Bisnis.com, JAKARTA - Pemberlakuan presidential threshold sebesar 20 persen pada Pilpres 2014 dan 2019 dinilai telah menimbulkan dampak negatif.
Ambang batas yang terlalu besar membuat pilihan capres yang tersedia semakin terbatas. Rakyat pun dipaksa tidak memiliki banyak pilihan.
Di sisi lain, banyak tokoh Bangsa tidak bisa dimajukan dalam Pilpres karena aturan tersebut.
Demikian disampaikan Wakil Ketua MPR RI Hidayat Nur Wahid (HNW).
Ia pun meminta DPR dan pemerintah meninjau ulang pengaturan besaran ambang batas pencalonan presiden atau presidential threshold (PT) yang diatur dalam revisi UU nomor 7 tahun 2017 tentang Pemilu.
HNW menilai besaran PT yang sebesar 20 persen yang berlaku saat ini dan sudah dipraktikkan pada Pilpres tahun 2014 dan 2019, telah menimbulkan banyak dampak negatif.
Baca Juga
"PT yang sangat besar tersebut, pilihan capres yang tersedia semakin terbatas dan terbukti pada Pilpres 2014-2019 hanya dua pasangan calon yang memenuhi syarat bisa maju dalam Pilpres. Sehingga rakyat dipaksa tidak memiliki banyak pilihan, apalagi banyak tokoh Bangsa yang sangat layak memimpin Indonesia, tidak bisa dimajukan dalam kontestasi Pilpres karena tersandung dengan ketentuan tersebut," kata Hidayat dalam keterangannya di Jakarta, Selasa (2/2/2021).
Selain itu, menurut dia, ada masalah serius yang berdampak panjang dengan hanya dua kandidat maju sebagai capres/cawapres yaitu terjadinya pembelahan di masyarakat sejak dari tingkat rumah tangga hingga ke skala negara.
Dia menilai kondisi itu dikhawatirkan akan sangat membahayakan harmoni, keutuhan dan kelanggengan NKRI.
"Memang tidak serta merta sebagaimana dikhawatirkan oleh tokoh yang mengajukan judicial review ke MK agar presidential treshold ditiadakan atau 0 persen, bahwa adanya pembatasan akan hadirkan pembelahan dan tidak adanya alternatif calon kepemimpinan nasional," ujarnya.
Menurut dia, faktanya di Pilpres tahun 2004 dan 2009 sudah diberlakukan presidential treshold sebesar 15 persen, dan menghadirkan alternatif calon Presiden yang cukup 5 kandidat di 2004 serta 3 kandidat di 2009.
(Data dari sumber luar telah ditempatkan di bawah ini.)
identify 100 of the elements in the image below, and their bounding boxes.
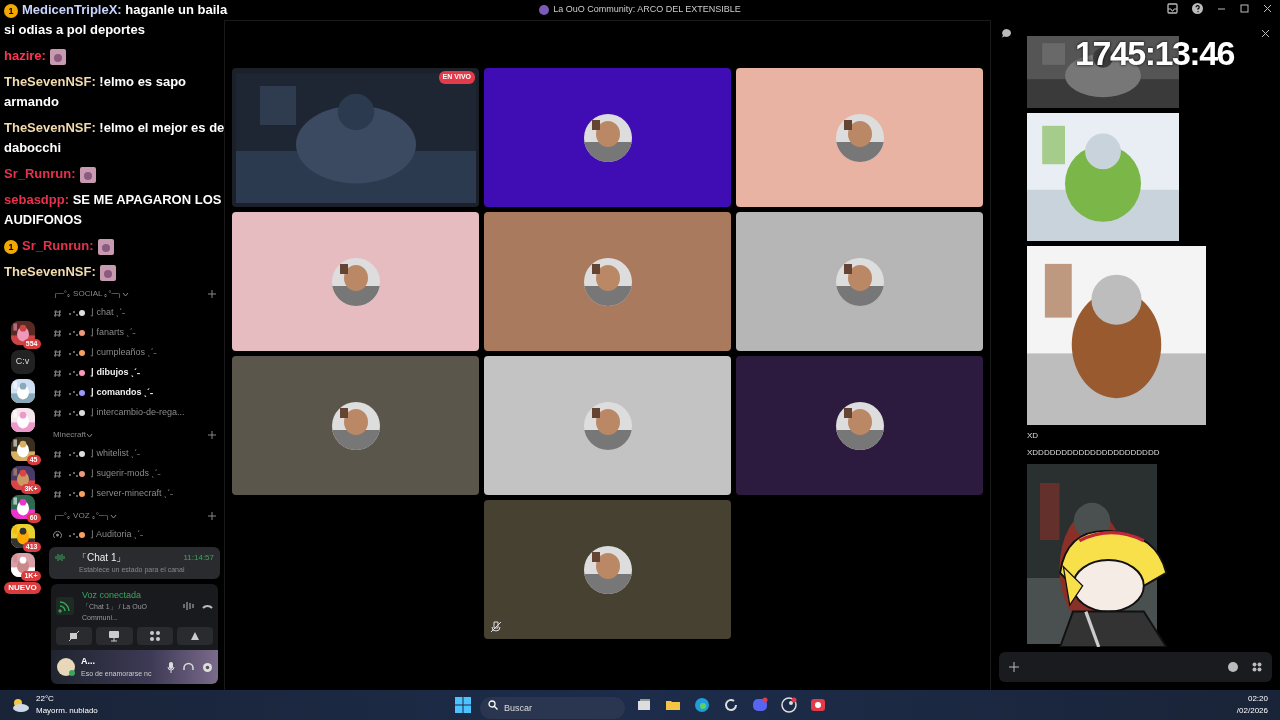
channel-item[interactable]: ⌋ sugerir-mods ˎˊ˗ — [45, 464, 224, 484]
server-button[interactable] — [10, 408, 35, 432]
search-icon — [488, 700, 498, 710]
weather-text: Mayorm. nublado — [36, 705, 98, 717]
refresh-icon[interactable] — [723, 697, 739, 713]
hash-icon — [53, 388, 62, 398]
caret-icon — [122, 291, 130, 297]
weather-icon — [10, 697, 30, 713]
settings-icon[interactable] — [202, 661, 213, 673]
plus-icon[interactable] — [208, 431, 216, 439]
screen-share-icon — [108, 630, 121, 642]
participant-tile[interactable] — [232, 212, 479, 351]
participant-tile[interactable] — [232, 356, 479, 495]
sparkle-icon — [67, 329, 85, 337]
close-icon[interactable] — [1263, 4, 1272, 13]
steam-icon[interactable] — [781, 697, 797, 713]
connection-status: Voz conectada — [82, 588, 143, 602]
participant-tile[interactable] — [484, 500, 731, 639]
user-name: A... — [81, 655, 96, 668]
soundboard-button[interactable] — [176, 627, 213, 645]
channel-item[interactable]: ⌋ intercambio-de-rega... — [45, 403, 224, 423]
participant-tile[interactable] — [484, 68, 731, 207]
message-field[interactable] — [999, 652, 1272, 682]
server-button[interactable]: C:v — [10, 350, 35, 374]
message-text: XD — [1027, 430, 1040, 442]
participant-tile[interactable] — [736, 212, 983, 351]
server-button[interactable] — [10, 495, 35, 519]
chat-message: hazire: — [4, 46, 240, 66]
category-title[interactable]: ╭─°｡ VOZ ｡°─╮ — [53, 510, 110, 522]
microphone-icon[interactable] — [167, 661, 175, 673]
emote-icon — [97, 238, 114, 255]
channel-item[interactable]: ⌋ cumpleaños ˎˊ˗ — [45, 343, 224, 363]
hash-icon — [53, 449, 62, 459]
help-icon[interactable] — [1192, 3, 1203, 14]
server-icon — [539, 5, 550, 15]
timer-text: 1745:13:46 — [1075, 33, 1234, 74]
chat-message: 1 Sr_Runrun: — [4, 236, 240, 256]
emoji-icon[interactable] — [1228, 662, 1238, 672]
emote-icon — [99, 264, 116, 281]
sparkle-icon — [67, 490, 85, 498]
sparkle-icon — [67, 450, 85, 458]
server-button[interactable] — [10, 379, 35, 403]
caret-icon — [109, 513, 117, 519]
headphones-icon[interactable] — [183, 662, 194, 672]
clock-date: /02/2026 — [1236, 705, 1268, 717]
plus-icon[interactable] — [208, 512, 216, 520]
apps-icon[interactable] — [1252, 662, 1262, 672]
inbox-icon[interactable] — [1167, 3, 1178, 14]
voice-channel-item[interactable]: ⌋ Auditoria ˎˊ˗ — [45, 525, 224, 545]
camera-off-button[interactable] — [56, 627, 93, 645]
channel-item[interactable]: ⌋ comandos ˎˊ˗ — [45, 383, 224, 403]
screen-share-button[interactable] — [96, 627, 133, 645]
camera-off-icon — [68, 630, 81, 642]
chat-message: sebasdpp: SE ME APAGARON LOS AUDIFONOS — [4, 191, 223, 229]
chat-message: TheSevenNSF: !elmo el mejor es de dabocchi — [4, 119, 226, 157]
category-title[interactable]: Minecraft — [53, 429, 86, 441]
channel-item[interactable]: ⌋ dibujos ˎˊ˗ — [45, 363, 224, 383]
task-view-icon[interactable] — [636, 697, 652, 713]
window-title: La OuO Community: ARCO DEL EXTENSIBLE — [553, 3, 741, 17]
hash-icon — [53, 308, 62, 318]
channel-item[interactable]: ⌋ chat ˎˊ˗ — [45, 303, 224, 323]
category-title[interactable]: ╭─°｡ SOCIAL ｡°─╮ — [53, 288, 123, 300]
channel-item[interactable]: ⌋ fanarts ˎˊ˗ — [45, 323, 224, 343]
sparkle-icon — [67, 309, 85, 317]
activities-button[interactable] — [136, 627, 173, 645]
server-button[interactable] — [10, 437, 35, 461]
temperature: 22°C — [36, 693, 55, 705]
hash-icon — [53, 368, 62, 378]
record-icon[interactable] — [810, 697, 826, 713]
server-button[interactable] — [10, 524, 35, 548]
channel-item[interactable]: ⌋ server-minecraft ˎˊ˗ — [45, 484, 224, 504]
sparkle-icon — [67, 369, 85, 377]
sound-wave-icon[interactable] — [183, 600, 194, 611]
participant-tile[interactable] — [484, 356, 731, 495]
plus-icon[interactable] — [1009, 662, 1019, 672]
emote-icon — [79, 166, 96, 183]
browser-icon[interactable] — [694, 697, 710, 713]
chat-message: TheSevenNSF: !elmo es sapo armando — [4, 73, 188, 111]
chat-app-icon[interactable] — [752, 697, 768, 713]
participant-tile[interactable] — [736, 68, 983, 207]
emote-icon — [49, 48, 66, 65]
call-time: 11:14:57 — [183, 551, 214, 564]
channel-item[interactable]: ⌋ whitelist ˎˊ˗ — [45, 444, 224, 464]
message-text: XDDDDDDDDDDDDDDDDDDDDDD — [1027, 447, 1161, 459]
participant-tile[interactable] — [736, 356, 983, 495]
hash-icon — [53, 489, 62, 499]
hang-up-icon[interactable] — [202, 602, 213, 610]
plus-icon[interactable] — [208, 290, 216, 298]
chat-bubble-icon[interactable] — [1001, 28, 1012, 38]
chat-message: 1 MedicenTripleX: haganle un baila si odias a pol deportes — [4, 1, 229, 39]
sparkle-icon — [67, 531, 85, 539]
close-icon[interactable] — [1261, 28, 1270, 38]
sparkle-icon — [67, 409, 85, 417]
soundboard-icon — [188, 630, 201, 642]
participant-tile[interactable] — [484, 212, 731, 351]
hash-icon — [53, 348, 62, 358]
maximize-icon[interactable] — [1240, 4, 1249, 13]
activities-icon — [148, 630, 161, 642]
search-field[interactable]: Buscar — [480, 697, 625, 719]
avatar-icon — [56, 657, 76, 677]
Dia menjelaskan, setelah dilaksanakan Pilpres tahun 2004 dan 2009, tidak terjadi pembelahan di masyarakat, sebagaimana terjadi pada Pilpres 2014 dan 2019.
Hal itu, ujar HNW, terjadi karena besaran PT disepakati di angka yang proporsional.
"Sekarang dengan perkembangan pengalaman Pilpres dan hasilnya serta tuntutan meluas dari masyarakat untuk hadirkan ketersediaan alternatif kandidat capres/cawapres. Karena itu wajar saja bila batasan syarat pengajuan capres yang lebih bisa mengakomodasi kedaulatan rakyat, semakin menjauhkan mereka dari keterbelahan, dan menguatkan praktik demokrasi di Indonesia," ujarnya.
HNW mengatakan dengan sudah diberlakukannya Pilpres serentak bersama dengan Pileg, wajar saja apabila Pemerintah dan DPR mempertimbangkan besaran presidential treshold sesuai dengan electoral treshold.
Pada Pileg 2019 electoral treshold ditetapkan sebesar 4 persen, dan pada Pileg mendatang kemungkinan akan naik, tapi tidak melebihi 5 persen.
Menurut HNW, dengan semangat seperti itu, diyakini akan memenuhi harapan rakyat dan terbuka alternatif calon pemimpin yang lebih banyak.
Dengan begitu, ujarnya, tidak terjadi pengebirian kedaulatan rakyat, dan tidak mengulangi Pilpres yang membelah masyarakat seperti dalam dua Pilpres sebelumnya.
Menurut HNW, pengaturan PT sebesar 4 atau 5 persen itu merupakan win win solution dan solusi proporsional yaitu ada pihak yang ingin tetap 20 persen dan ada pihak yang ingin PT dihapuskan sama sekali atau 0 persen.
"Dengan didukung oleh partai yang berada di parlemen dengan minimal 4 persen atau 5 persen kursi, maka capres/cawapres membuktikan bahwa mereka mempunyai dukungan politik yang riil sebagaimana tergambar di parlemen," kata HNW.